No se trata de confundir las funciones específicas de Cristo y del Espíritu en la economía de la salvación. Los cristianos se incorporan a Cristo y no al Espíritu. Inversamente es por la recepción del Espíritu como se llega a ser «cristiano», miembro del Cuerpo de Cristo. El Espíritu es quien opera esta comunión que constituye la unidad del pueblo de Dios. Reúne en la unidad porque hace de la Iglesia el Cuerpo de Cristo (cf. 1 Cor 12, 3). El Espíritu realiza esta unidad entre Cristo y la Iglesia manteniendo su distinción. Por el Espíritu Cristo está presente en su Iglesia, y pertenece al Espíritu la función de conducir a los hombres a la fe en Jesucristo. El Espíritu es una persona, como el Hijo y el Padre, pero por ello no es menos el Espíritu de Cristo (Rom 8, 9; Gál 4, 6).

Es preciso no considerar esas funciones específicas de Cristo y del Espíritu como una vana especulación teológica. El que Cristo y el Espíritu, cada uno a su manera, constituyan la Iglesia, debe afectar profundamente a la misión de la Iglesia, a su liturgia, a la oración privada del cristiano, a la evangelización, y al servicio de la Iglesia frente al mundo.
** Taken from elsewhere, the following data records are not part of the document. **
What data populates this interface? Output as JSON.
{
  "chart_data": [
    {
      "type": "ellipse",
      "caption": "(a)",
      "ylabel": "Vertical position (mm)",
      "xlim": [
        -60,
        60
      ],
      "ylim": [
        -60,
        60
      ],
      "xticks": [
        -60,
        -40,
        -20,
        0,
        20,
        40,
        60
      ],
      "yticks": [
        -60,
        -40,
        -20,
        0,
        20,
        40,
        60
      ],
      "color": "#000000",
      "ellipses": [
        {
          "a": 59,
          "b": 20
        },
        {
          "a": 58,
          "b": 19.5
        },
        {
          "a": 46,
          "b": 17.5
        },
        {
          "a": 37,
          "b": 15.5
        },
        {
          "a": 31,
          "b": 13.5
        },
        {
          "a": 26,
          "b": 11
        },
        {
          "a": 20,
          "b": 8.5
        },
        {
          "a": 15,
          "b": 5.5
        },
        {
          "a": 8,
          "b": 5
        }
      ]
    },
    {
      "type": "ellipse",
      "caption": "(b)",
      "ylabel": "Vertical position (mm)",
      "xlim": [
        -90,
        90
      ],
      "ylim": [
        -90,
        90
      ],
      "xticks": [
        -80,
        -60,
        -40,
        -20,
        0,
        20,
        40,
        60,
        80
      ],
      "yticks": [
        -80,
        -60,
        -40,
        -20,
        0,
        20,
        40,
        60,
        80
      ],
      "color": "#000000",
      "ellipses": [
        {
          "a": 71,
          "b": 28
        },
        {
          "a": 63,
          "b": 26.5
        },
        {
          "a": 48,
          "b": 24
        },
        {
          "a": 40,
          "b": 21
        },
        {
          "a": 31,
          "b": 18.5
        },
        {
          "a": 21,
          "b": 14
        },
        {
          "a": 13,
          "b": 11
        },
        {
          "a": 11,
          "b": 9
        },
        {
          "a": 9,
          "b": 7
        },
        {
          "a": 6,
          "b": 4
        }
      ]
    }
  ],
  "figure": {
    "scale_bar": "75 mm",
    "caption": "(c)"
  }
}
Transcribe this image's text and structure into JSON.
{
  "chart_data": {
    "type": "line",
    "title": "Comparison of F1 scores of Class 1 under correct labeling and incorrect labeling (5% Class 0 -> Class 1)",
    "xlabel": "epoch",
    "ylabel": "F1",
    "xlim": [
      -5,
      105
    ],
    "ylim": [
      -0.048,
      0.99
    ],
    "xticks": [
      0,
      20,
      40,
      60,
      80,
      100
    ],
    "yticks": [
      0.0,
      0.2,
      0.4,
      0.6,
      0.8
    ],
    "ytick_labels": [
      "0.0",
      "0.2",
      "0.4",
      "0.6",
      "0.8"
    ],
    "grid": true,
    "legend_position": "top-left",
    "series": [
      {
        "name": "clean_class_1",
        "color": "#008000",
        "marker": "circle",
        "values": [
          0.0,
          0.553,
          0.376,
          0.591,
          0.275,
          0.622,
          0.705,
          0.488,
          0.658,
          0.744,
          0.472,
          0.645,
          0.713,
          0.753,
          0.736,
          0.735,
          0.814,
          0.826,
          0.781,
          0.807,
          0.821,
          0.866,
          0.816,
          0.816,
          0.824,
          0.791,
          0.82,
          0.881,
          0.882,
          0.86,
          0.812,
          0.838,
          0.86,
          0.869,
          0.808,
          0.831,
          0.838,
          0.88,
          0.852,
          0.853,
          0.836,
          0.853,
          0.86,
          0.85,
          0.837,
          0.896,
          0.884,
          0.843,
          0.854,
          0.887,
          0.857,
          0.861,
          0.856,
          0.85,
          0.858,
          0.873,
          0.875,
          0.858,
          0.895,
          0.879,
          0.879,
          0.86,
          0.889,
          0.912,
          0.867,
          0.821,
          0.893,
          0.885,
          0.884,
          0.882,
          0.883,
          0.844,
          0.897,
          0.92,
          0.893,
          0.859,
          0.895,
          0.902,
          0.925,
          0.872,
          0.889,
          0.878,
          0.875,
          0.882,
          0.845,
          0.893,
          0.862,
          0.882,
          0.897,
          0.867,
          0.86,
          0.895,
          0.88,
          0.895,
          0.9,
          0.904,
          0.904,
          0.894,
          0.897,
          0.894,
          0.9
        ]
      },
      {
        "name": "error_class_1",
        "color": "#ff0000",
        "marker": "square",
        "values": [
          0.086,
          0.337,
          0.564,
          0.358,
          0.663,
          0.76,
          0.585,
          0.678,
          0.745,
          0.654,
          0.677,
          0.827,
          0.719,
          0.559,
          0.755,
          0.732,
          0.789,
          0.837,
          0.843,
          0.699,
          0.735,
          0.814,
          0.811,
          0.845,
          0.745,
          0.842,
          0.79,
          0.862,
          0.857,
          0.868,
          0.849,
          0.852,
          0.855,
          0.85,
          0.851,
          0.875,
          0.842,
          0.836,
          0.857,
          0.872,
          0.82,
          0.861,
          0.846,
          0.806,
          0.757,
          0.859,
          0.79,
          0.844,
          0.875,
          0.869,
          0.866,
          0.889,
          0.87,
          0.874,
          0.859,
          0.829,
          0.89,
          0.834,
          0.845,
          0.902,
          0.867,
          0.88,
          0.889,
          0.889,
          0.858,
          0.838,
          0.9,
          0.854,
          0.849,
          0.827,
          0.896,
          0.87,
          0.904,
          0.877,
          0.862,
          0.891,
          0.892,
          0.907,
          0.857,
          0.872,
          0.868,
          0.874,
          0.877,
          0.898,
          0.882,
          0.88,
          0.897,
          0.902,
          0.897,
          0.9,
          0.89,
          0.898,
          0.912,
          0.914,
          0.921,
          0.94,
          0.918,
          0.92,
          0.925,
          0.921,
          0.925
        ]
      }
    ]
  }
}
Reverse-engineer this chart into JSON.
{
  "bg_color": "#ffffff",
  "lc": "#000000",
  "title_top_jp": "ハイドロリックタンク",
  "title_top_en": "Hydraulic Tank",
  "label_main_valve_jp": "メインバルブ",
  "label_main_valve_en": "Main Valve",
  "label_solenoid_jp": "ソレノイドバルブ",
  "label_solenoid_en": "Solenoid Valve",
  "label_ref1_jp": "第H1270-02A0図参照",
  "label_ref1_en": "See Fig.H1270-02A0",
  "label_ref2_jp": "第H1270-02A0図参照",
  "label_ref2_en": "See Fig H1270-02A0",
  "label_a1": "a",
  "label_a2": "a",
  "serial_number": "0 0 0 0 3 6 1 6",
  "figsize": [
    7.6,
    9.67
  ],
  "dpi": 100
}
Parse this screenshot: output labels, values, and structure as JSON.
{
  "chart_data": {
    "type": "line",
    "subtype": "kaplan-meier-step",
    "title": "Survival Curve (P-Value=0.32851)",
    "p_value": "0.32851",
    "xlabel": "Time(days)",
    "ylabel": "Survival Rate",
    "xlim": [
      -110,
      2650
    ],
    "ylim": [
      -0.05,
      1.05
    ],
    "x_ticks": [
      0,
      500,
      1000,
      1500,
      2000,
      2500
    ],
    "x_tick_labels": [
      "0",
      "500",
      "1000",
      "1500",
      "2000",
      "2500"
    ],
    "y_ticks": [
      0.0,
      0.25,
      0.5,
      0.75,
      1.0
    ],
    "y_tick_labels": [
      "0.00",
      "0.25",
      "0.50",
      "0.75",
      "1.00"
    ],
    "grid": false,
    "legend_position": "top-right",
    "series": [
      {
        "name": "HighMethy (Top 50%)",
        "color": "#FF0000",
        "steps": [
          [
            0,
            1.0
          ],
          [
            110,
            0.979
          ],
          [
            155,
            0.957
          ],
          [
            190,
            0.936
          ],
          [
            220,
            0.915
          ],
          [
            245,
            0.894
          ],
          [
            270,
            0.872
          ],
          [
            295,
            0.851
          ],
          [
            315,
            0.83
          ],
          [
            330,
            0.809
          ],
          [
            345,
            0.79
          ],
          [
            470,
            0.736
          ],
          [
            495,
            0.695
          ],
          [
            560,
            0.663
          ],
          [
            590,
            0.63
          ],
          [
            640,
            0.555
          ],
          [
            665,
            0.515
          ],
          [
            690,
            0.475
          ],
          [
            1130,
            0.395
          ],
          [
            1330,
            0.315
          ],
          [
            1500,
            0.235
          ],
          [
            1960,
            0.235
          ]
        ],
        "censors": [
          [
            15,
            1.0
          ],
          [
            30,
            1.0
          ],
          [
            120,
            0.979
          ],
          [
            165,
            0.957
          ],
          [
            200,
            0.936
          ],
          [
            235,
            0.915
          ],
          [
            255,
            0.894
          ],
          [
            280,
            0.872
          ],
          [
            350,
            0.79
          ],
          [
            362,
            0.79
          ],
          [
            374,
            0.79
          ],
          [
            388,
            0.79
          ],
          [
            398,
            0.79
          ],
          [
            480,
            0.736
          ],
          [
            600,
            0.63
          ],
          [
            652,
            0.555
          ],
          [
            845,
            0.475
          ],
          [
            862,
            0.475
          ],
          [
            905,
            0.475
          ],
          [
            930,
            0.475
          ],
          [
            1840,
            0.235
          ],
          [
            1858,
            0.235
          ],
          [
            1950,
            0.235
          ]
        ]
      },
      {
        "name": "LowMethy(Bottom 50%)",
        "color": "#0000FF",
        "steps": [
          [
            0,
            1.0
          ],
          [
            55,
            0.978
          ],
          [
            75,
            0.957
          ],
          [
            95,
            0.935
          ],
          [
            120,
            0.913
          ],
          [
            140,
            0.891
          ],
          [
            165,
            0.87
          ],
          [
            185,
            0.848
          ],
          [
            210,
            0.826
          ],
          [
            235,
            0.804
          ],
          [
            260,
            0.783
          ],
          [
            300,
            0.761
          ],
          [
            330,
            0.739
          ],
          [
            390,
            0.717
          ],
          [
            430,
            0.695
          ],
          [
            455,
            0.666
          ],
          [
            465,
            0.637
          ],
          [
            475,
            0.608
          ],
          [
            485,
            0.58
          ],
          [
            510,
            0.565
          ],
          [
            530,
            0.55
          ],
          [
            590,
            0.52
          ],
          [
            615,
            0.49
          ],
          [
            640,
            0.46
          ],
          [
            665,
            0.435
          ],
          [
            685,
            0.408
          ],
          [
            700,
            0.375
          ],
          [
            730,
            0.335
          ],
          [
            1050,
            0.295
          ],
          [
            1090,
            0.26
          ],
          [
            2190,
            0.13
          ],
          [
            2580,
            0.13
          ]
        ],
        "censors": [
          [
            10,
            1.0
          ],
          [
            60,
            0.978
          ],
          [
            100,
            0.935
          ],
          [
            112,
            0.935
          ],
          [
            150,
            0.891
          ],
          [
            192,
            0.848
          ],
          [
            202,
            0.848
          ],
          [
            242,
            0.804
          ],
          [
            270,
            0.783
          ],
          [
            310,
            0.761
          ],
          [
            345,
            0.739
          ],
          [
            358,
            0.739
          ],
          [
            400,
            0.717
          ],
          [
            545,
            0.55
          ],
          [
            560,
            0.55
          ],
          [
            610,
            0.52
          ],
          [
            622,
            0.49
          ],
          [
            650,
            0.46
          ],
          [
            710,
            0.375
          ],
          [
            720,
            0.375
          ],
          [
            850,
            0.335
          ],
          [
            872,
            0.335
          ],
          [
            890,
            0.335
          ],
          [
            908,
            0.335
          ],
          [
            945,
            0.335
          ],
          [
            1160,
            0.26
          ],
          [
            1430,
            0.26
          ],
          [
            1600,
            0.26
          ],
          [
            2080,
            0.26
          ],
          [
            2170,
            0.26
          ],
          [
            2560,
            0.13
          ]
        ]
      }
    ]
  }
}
3. La Iglesia y el Espíritu Santo

Puesto que la Iglesia es el sacramento de Cristo (Lumen Gentium, 1), es Jesús quien, en su relación con el Padre y con el Espíritu, determina la estructura íntima de la Iglesia. Así como Jesús fue constituido Hijo de Dios por el Espíritu Santo, por el Poder del Altísimo que cubrió a María con su sombra (Lc 1, 35), y fue investido de su misión mesiánica por el Espíritu que descendió sobre Él en el Jordán, así, de una manera análoga, la Iglesia desde su origen fue constituida por el Espíritu Santo y manifestada al mundo en Pentecostés.

Hay una tendencia en Occidente que da razón de la estructura de la Iglesia en categorías «cristológicas», y hace intervenir al Espíritu Santo para que anime y vivifique esa estructura ya previamente constituida.

Si es verdad que la Iglesia es el sacramento de Cristo, esa concepción no puede ser sino equivocada. Jesús, en efecto, no ha sido primeramente constituido Hijo de Dios y después vivificado por el Espíritu para cumplir su misión; como tampoco ha sido investido de su mesianismo y después habilitado por el Espíritu en razón de su ministerio. De manera análoga, tanto Cristo como el Espíritu Santo, los dos, constituyen la Iglesia; ésta es fruto de una doble misión: la de Cristo y la del Espíritu, y esta afirmación no contradice el hecho de que la Iglesia inaugurada en el ministerio de Jesús recibe una modalidad y una potencia nueva en Pentecostés.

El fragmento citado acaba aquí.